The funny thing about regret is that it is pointless. We will gain nothing by dwelling on what we didn’t do. We cannot change the past. We can only learn from the past and create our future. One of my favorite quotes is, “Those who don’t create the future they want, must endure the future they get.” I am on this journey of dealing with grief and regret, that is true. Right now, I can’t change that path. If you are on this journey, let me encourage you, today, “don’t miss the drive.” Don’t miss out on the special moments that are around you right now, wondering what is to come in your future. Don’t let your grieving rob you of those who are still alive and can bring so much joy to life. And, you can bring joy to their lives.

Solomon ends Ecclesiastes by saying,

“The last and final word is this: Fear God. Do what he tells you. And that’s it. Eventually God will bring everything that we do out into the open and judge it according to its hidden intent, whether it’s good or evil.” (Eccles. 12:13b-14, The Message)

Live life! Do the best you can each day. Enjoy each moment and cling to Jesus when those seasons that want to destroy you come. Know that He has a beautiful plan.
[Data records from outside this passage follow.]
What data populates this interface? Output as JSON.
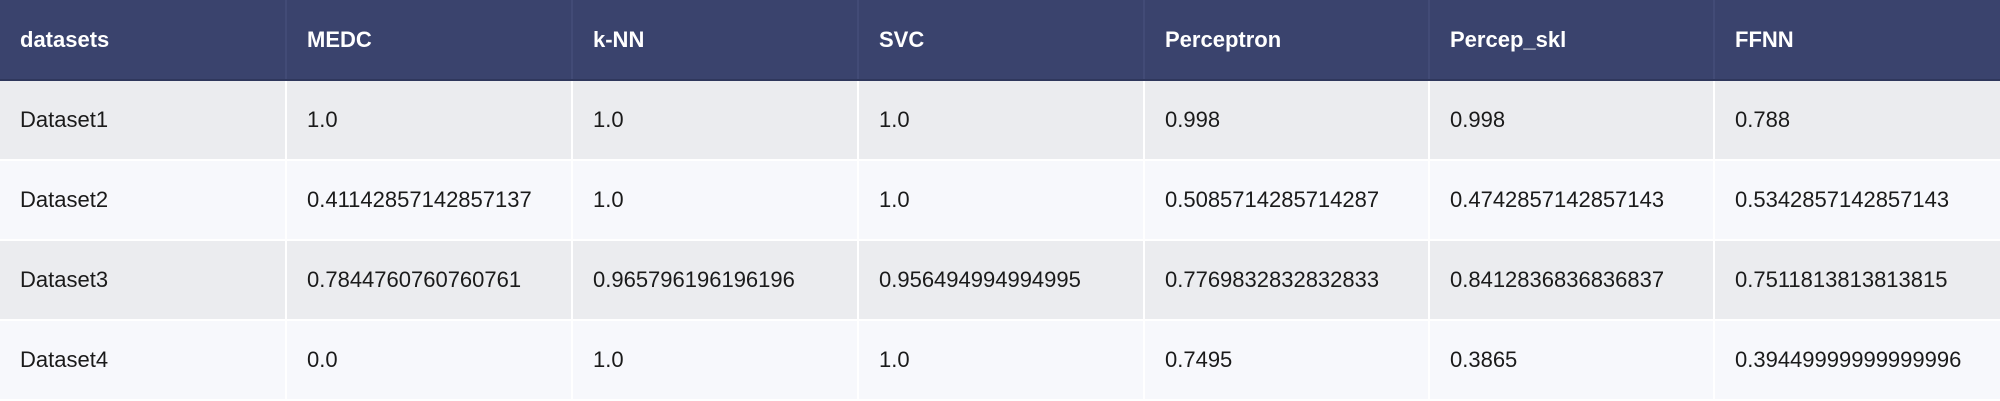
{
  "chart_data": {
    "type": "table",
    "columns": [
      "datasets",
      "MEDC",
      "k-NN",
      "SVC",
      "Perceptron",
      "Percep_skl",
      "FFNN"
    ],
    "rows": [
      [
        "Dataset1",
        "1.0",
        "1.0",
        "1.0",
        "0.998",
        "0.998",
        "0.788"
      ],
      [
        "Dataset2",
        "0.41142857142857137",
        "1.0",
        "1.0",
        "0.5085714285714287",
        "0.4742857142857143",
        "0.5342857142857143"
      ],
      [
        "Dataset3",
        "0.7844760760760761",
        "0.965796196196196",
        "0.956494994994995",
        "0.7769832832832833",
        "0.8412836836836837",
        "0.7511813813813815"
      ],
      [
        "Dataset4",
        "0.0",
        "1.0",
        "1.0",
        "0.7495",
        "0.3865",
        "0.39449999999999996"
      ]
    ]
  },
  "colors": {
    "header_background": "#3a436d",
    "header_text": "#ffffff",
    "row_odd_background": "#ebecef",
    "row_even_background": "#f7f8fc",
    "cell_text": "#1a1a1a"
  }
}
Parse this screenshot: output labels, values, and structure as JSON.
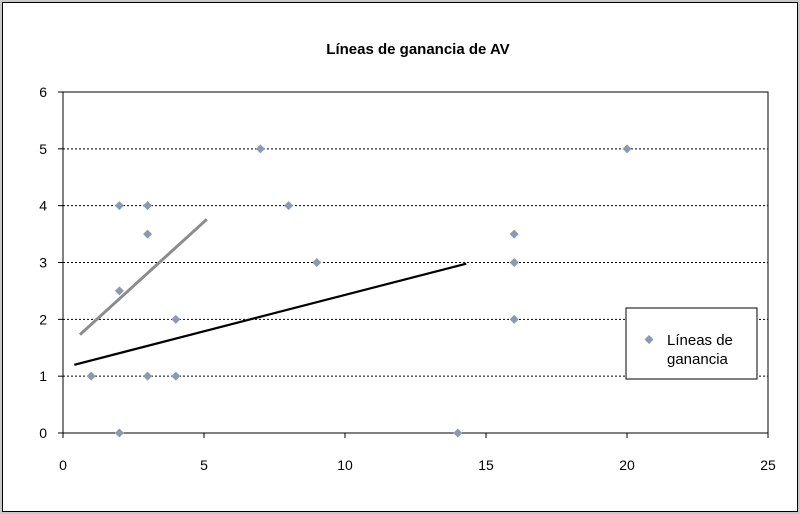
{
  "chart_data": {
    "type": "scatter",
    "title": "Líneas de ganancia de AV",
    "xlabel": "",
    "ylabel": "",
    "xlim": [
      0,
      25
    ],
    "ylim": [
      0,
      6
    ],
    "xticks": [
      0,
      5,
      10,
      15,
      20,
      25
    ],
    "yticks": [
      0,
      1,
      2,
      3,
      4,
      5,
      6
    ],
    "grid": "horizontal-dotted",
    "legend": {
      "placement": "right",
      "entries": [
        "Líneas de ganancia"
      ]
    },
    "series": [
      {
        "name": "Líneas de ganancia",
        "color": "#8a9ab0",
        "marker": "diamond",
        "points": [
          [
            1,
            1
          ],
          [
            2,
            0
          ],
          [
            2,
            2.5
          ],
          [
            2,
            4
          ],
          [
            3,
            1
          ],
          [
            3,
            3.5
          ],
          [
            3,
            4
          ],
          [
            4,
            1
          ],
          [
            4,
            2
          ],
          [
            7,
            5
          ],
          [
            8,
            4
          ],
          [
            9,
            3
          ],
          [
            14,
            0
          ],
          [
            16,
            2
          ],
          [
            16,
            3
          ],
          [
            16,
            3.5
          ],
          [
            20,
            5
          ]
        ]
      }
    ],
    "lines": [
      {
        "color": "#000000",
        "from": [
          0.4,
          1.2
        ],
        "to": [
          14.3,
          2.98
        ]
      },
      {
        "color": "#8c8c8c",
        "from": [
          0.6,
          1.73
        ],
        "to": [
          5.1,
          3.76
        ]
      }
    ]
  }
}
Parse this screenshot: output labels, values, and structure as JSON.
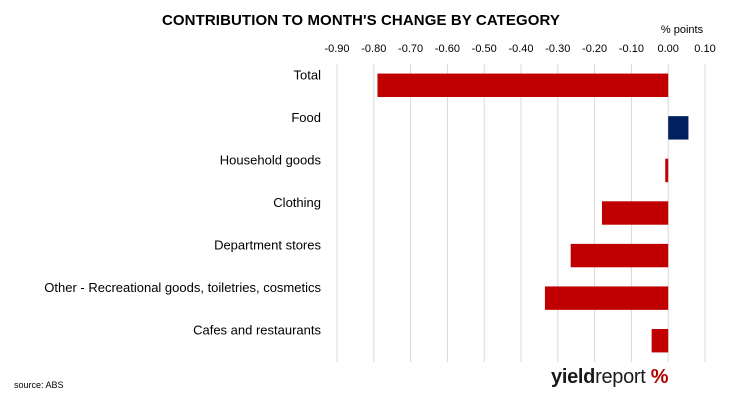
{
  "chart_data": {
    "type": "bar",
    "orientation": "horizontal",
    "title": "CONTRIBUTION TO MONTH'S CHANGE BY CATEGORY",
    "unit_label": "% points",
    "x_ticks": [
      "-0.90",
      "-0.80",
      "-0.70",
      "-0.60",
      "-0.50",
      "-0.40",
      "-0.30",
      "-0.20",
      "-0.10",
      "0.00",
      "0.10"
    ],
    "xlim": [
      -0.9,
      0.1
    ],
    "x_axis_position": "top",
    "grid": true,
    "categories": [
      "Total",
      "Food",
      "Household goods",
      "Clothing",
      "Department stores",
      "Other - Recreational goods, toiletries, cosmetics",
      "Cafes and restaurants"
    ],
    "values": [
      -0.79,
      0.055,
      -0.008,
      -0.18,
      -0.265,
      -0.335,
      -0.045
    ],
    "colors": {
      "negative": "#C00000",
      "positive": "#002060",
      "grid": "#D9D9D9"
    }
  },
  "footer": {
    "source": "source: ABS",
    "logo_yield": "yield",
    "logo_report": "report",
    "logo_pct": "%"
  }
}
And, just as my barren tree in the front lawn will be full and green again in a matter of months, so will my life spring forth with good things, blessings, hope and promises fulfilled by my God who truly is perfect and loves me and you.

 

Categories UncategorizedTags , , , , , , ,

2 thoughts on “Don’t Miss The Drive

  1. Sometimes when we write we never really know the impact our words will have.
    I was encouraged by your post in different ways. First when we go through trauma like this we will be changed, and even our faith can be affected. I still believe in God and read the Scriptures, but church for me rings a hollow note. I’m holding back now in ways I don’t really understand.
    That song by Lauren Daigle is one of my absolute favorites. It hits me right where I am.
    And I do think people do not comprehend what some of us go through.
    And finally your point about not missing the beauty is so important to all of us.
    I was the caregiver for my wife, for years, she was so sick with cancer, and the effects of a bone marrow transplant. We thank God she’s still here, even though now she has cancer again.
    Life is beautiful, isn’t it?

    Like

  2. Thanks for sharing. You are correct. We really don’t know the effect or our words, when we write. It certainly helps me to write and just trying to be obedient to what I believe God is wanting me to do by sharing. Sometimes, it’s more personal that I want to share, but if it helps someone, it’s worth it. Life is beautiful, even though we are faced with horrible things like cancer. I, too, feel that “church” has become a little hollow to me. But, I do believe that I’ve grown so much closer to God and have truly seen who are really a support to me and who are not. I’ll be praying for your wife and for you. Savor every moment. Blessings!